Paper long abstract:
Recently medical authorities are publishing what patients long argued: Lyme disease, a multi-organ illness caused by the bacteria Borrelia burgdorferi, is more problematic to diagnose and treat than previously thought. Due to its complex nature, B.burgdorferi may elude diagnostic tests and antibiotic treatment, which leaves a large number of patients undiagnosed and/or untreatable. In Scotland, years of disagreement over this has generated two social groups oftentimes in political opposition to one another. This paper explores how actors who "live with" B. burgdorferi in some shape or form - as patients, activists, scientists - are engaged in microbial socialities; how this sociality informs a political Other; and the effect this has on the flow of medical knowledge between groups.
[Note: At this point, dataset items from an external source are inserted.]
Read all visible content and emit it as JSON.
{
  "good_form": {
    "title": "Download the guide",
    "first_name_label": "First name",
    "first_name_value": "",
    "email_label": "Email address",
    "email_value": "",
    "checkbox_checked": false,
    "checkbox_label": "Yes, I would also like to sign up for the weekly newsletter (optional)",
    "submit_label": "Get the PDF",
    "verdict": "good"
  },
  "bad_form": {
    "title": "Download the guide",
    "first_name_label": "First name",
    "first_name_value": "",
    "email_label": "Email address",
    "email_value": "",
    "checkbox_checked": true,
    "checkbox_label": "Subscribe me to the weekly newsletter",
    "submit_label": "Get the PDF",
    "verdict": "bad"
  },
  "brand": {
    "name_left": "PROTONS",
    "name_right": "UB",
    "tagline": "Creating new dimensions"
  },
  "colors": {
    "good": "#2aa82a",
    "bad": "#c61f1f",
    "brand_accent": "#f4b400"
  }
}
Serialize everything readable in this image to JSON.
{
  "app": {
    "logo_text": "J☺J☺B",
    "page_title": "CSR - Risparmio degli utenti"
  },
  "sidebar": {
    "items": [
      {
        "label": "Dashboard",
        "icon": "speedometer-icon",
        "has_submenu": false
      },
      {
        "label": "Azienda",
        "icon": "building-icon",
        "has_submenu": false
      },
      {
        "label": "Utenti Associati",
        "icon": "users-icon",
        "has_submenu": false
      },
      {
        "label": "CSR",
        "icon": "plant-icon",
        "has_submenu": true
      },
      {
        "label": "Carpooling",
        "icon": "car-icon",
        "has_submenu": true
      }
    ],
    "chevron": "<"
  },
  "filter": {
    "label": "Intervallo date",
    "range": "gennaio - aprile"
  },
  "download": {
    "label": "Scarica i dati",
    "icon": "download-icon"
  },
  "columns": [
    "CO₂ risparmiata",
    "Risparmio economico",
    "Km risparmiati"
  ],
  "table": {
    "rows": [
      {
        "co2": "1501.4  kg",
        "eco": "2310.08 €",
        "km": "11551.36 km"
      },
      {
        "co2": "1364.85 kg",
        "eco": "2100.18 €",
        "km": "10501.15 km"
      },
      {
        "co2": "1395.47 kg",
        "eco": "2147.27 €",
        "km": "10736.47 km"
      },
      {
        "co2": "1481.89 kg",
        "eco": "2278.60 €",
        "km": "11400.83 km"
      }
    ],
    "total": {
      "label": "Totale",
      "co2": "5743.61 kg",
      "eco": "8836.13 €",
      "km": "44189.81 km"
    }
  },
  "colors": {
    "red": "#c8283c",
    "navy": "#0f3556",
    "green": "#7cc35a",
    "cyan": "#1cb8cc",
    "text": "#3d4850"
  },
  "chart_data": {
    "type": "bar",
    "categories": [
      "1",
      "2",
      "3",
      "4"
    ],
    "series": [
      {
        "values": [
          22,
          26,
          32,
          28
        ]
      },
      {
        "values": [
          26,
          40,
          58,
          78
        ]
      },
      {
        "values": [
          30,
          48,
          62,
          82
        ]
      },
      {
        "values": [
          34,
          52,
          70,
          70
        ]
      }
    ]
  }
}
My paper explores how microbial sociality is performed as power by patients demanding political and medical recognition of their illness narratives. I introduce a patient spearheading activism in Scotland by building networks between patients, the media, biotechnologies and "Lyme-literate" politicians and scientists; and a young author negotiating her biocitizenship as a Lyme disease public figure within the constraints of her body as both powerful and damaged. Both form microbial sociality with "Lyme-literate" doctors to whom their trust, diet, money and blood is given. Indubitably, this microbial sociality inverts scientist-patient hierarchies: my paper therefore introduces the scientists who, in their quest to conduct "hard science", find themselves navigating the emotional lives of the bacteria in political limelight. Finally, I consider upcoming efforts to deconstruct these microbial social borders and their challenges.